Wednesday, 26 June 2013 00:00
By Blind Side
With the inter-school rugby season almost coming to a close, it would be opportune to analyse some of the blunders the association which governs schools’ rugby, namely the Sri Lanka Schools’ Rugby Football Association (SLSRFA), has committed. Some of these have been highlighted in the print media while others have not.
A couple of weeks ago the SLSRFR decided not to appoint referees for schools’ rugby matches. This resulted in a match which should have been played in Kandy being cancelled as the appointed referee had not turned up at the venue.
Though SLSRFR’s decision which had been taken for the safety and protection of its members is reported to have been communicated to SLSRFA, the latter had acted irresponsibly by failing to inform such decision to the two schools.
The well-known principle of courtesy was therefore flouted by SLSRFA on this occasion.

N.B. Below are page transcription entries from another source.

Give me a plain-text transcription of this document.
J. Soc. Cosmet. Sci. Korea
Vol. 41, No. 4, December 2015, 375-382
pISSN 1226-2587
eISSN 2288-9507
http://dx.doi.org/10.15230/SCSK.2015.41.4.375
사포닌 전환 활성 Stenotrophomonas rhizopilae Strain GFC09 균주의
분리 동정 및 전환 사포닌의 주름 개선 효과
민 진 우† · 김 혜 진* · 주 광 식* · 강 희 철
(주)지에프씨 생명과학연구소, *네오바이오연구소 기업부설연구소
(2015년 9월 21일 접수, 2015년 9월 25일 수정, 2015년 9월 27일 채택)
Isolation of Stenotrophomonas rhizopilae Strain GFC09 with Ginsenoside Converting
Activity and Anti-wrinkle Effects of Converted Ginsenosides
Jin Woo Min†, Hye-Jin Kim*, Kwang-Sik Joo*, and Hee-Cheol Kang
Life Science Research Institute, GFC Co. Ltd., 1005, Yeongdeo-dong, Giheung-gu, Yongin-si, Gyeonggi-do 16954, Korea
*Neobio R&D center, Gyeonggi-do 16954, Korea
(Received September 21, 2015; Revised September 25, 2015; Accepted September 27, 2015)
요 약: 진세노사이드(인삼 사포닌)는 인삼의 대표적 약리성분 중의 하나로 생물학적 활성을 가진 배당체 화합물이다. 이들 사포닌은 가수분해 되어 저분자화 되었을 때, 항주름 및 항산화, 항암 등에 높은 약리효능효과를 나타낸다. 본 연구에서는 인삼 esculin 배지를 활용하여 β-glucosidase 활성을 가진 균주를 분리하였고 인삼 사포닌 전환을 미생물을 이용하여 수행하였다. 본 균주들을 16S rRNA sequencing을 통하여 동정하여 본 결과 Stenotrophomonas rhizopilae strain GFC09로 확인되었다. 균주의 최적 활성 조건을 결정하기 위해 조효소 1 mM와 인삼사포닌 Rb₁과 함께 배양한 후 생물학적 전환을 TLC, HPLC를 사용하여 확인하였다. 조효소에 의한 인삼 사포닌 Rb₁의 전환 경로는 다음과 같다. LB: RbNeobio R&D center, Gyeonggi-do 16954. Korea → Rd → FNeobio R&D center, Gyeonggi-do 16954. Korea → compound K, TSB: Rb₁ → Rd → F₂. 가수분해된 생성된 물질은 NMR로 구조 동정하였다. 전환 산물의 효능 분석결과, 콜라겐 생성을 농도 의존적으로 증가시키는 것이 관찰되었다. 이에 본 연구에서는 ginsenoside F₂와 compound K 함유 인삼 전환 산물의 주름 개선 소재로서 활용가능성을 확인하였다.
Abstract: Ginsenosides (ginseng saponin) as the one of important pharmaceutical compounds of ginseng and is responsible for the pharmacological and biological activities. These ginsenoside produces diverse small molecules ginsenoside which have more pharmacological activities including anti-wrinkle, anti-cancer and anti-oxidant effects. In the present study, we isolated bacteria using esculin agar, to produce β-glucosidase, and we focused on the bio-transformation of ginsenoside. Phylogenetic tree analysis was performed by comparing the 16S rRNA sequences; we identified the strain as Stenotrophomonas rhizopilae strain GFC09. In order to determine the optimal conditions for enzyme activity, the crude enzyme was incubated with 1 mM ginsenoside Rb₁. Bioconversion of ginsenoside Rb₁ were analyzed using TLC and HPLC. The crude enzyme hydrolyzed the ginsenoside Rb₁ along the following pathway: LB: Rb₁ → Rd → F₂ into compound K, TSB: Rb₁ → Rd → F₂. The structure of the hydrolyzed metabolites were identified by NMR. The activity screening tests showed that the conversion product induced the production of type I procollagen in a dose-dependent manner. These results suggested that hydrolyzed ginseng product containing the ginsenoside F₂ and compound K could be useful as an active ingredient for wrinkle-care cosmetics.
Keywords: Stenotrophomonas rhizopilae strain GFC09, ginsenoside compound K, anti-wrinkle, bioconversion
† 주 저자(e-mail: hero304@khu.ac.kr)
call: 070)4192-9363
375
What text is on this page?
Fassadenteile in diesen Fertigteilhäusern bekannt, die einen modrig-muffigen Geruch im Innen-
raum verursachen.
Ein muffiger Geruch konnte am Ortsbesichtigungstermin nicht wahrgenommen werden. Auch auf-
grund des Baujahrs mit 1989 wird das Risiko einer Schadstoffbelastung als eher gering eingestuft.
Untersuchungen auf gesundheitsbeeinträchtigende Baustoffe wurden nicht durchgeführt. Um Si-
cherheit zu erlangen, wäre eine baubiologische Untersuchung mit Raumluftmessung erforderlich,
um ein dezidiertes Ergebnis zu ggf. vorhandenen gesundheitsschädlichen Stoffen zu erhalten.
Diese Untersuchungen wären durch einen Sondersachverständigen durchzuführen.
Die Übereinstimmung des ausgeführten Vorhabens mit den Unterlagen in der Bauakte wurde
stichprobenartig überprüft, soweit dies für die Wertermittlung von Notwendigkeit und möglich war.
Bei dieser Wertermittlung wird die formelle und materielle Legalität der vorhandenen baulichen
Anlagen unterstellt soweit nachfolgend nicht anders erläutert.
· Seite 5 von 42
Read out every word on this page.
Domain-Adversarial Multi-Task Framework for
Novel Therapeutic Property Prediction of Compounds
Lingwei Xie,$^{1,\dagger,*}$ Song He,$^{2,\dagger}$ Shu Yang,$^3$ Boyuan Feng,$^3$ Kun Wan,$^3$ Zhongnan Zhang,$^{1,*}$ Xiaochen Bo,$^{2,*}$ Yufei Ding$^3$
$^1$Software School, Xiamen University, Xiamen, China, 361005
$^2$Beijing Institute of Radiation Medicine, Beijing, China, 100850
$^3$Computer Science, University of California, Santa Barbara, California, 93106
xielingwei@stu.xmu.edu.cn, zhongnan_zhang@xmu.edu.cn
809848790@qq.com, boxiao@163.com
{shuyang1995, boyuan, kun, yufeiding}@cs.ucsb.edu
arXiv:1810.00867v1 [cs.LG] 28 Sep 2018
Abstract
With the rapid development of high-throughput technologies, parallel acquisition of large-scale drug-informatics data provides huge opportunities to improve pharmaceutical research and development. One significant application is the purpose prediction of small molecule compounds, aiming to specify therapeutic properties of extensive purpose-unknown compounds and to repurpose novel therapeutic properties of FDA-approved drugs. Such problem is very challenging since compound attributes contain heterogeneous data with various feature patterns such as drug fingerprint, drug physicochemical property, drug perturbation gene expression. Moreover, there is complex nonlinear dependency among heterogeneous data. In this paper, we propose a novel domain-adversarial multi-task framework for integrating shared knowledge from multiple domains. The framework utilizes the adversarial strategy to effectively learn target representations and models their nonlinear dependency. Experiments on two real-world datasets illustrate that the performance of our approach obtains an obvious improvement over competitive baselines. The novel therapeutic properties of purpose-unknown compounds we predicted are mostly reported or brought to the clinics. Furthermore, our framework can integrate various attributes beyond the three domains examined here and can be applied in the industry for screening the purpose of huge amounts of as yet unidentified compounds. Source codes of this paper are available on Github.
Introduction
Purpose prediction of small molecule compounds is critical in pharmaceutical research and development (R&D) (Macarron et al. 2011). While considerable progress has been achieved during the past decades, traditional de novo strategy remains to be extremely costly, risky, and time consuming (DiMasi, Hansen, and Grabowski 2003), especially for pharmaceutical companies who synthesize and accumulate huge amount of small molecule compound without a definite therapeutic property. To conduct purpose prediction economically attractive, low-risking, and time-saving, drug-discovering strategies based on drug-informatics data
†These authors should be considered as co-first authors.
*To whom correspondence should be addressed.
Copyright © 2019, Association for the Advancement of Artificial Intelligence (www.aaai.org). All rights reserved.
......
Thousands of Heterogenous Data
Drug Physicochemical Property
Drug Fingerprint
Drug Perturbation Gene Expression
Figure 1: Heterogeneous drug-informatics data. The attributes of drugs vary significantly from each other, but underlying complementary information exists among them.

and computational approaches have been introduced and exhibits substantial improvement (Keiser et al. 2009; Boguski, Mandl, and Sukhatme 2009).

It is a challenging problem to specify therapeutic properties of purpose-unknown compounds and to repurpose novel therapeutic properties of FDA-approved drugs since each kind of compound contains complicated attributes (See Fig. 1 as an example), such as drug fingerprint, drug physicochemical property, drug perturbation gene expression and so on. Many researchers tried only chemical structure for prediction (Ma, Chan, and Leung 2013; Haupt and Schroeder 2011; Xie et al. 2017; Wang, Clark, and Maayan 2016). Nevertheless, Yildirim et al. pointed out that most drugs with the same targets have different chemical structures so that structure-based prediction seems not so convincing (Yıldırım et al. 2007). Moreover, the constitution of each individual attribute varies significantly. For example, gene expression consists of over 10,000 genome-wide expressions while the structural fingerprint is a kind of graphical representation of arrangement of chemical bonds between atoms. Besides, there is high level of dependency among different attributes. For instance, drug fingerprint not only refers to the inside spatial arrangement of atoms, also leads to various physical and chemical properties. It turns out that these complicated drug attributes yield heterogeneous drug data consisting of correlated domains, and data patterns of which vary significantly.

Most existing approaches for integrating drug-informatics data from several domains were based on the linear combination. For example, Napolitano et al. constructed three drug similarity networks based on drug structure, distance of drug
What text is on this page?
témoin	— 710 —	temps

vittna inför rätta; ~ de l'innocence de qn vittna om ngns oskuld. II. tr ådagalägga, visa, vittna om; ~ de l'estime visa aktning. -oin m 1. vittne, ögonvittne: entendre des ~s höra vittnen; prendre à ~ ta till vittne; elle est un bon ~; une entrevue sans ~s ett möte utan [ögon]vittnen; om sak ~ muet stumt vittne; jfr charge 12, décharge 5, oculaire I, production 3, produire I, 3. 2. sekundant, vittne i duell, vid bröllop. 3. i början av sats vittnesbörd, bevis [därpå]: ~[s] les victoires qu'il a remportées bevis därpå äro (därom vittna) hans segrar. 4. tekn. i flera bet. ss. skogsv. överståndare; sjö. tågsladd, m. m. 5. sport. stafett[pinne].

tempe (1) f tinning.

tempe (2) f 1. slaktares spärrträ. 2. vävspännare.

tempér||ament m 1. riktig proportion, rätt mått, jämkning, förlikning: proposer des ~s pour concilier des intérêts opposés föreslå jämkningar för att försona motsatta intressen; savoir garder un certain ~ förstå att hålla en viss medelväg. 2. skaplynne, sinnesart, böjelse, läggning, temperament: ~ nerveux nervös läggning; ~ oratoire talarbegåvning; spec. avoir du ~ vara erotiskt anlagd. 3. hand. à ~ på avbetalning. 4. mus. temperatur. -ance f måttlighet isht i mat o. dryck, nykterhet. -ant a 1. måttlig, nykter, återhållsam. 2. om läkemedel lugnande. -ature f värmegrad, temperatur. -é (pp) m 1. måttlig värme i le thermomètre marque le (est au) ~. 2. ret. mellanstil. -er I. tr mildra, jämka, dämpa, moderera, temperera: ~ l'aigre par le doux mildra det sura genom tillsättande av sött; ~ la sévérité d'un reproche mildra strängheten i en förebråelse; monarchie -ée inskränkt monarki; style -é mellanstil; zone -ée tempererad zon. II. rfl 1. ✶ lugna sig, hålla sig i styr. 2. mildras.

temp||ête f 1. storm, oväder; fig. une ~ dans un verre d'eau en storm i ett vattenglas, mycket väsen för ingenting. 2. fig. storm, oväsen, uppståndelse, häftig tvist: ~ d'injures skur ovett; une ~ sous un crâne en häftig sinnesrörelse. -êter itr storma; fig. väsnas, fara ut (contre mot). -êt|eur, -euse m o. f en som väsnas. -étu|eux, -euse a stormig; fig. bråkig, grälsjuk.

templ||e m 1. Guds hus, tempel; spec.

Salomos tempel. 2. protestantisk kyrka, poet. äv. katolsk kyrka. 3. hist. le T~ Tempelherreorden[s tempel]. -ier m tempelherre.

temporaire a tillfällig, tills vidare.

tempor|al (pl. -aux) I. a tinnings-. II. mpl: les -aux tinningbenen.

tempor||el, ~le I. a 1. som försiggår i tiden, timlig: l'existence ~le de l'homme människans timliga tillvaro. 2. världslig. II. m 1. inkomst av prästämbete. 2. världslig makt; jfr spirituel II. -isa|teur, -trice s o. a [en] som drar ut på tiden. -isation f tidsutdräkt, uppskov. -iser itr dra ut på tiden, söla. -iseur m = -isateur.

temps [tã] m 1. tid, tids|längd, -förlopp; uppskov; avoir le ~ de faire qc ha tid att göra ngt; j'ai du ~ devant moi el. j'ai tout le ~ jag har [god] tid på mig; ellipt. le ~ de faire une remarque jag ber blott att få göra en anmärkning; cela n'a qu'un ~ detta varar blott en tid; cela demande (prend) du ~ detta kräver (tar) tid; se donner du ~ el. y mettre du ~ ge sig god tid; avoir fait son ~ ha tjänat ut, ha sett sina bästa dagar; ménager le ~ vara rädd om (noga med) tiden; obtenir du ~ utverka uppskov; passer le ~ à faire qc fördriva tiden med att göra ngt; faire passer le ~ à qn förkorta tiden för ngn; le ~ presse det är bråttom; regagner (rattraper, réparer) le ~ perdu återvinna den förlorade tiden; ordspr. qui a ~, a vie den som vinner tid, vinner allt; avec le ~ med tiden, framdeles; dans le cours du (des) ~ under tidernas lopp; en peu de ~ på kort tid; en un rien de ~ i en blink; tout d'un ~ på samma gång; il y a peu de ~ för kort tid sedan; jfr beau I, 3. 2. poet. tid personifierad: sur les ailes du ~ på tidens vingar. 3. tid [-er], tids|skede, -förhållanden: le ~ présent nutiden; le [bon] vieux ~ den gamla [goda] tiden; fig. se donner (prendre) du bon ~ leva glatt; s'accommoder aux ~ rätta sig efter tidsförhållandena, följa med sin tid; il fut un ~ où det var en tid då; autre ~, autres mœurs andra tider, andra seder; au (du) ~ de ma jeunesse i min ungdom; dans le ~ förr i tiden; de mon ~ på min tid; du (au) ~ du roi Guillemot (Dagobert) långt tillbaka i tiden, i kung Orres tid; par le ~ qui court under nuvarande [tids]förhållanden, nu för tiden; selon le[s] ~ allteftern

The newspapers reported that a communication breakdown between SLSRFR and SLSRFA had led to the above decision taken by the former, not to blow at school matches not being conveyed to the two schools.
One of the teams affected by this irresponsible act by SLSRFA claimed that they spent over a lakh of rupees only for hiring buses for providing transport for their players from Colombo to Kandy.
When popular and advanced modes of communication such as the telephone, fax, e-mail and text messages are being widely used even by students in primary classes, how and why the SLSRFA failed to perform their responsibilities by using one of these modes of communication becomes questionable. The individuals who were responsible for this serious lapse should be identified and held accountable. Furthermore, they should be compelled to make good the financial losses incurred by the two schools.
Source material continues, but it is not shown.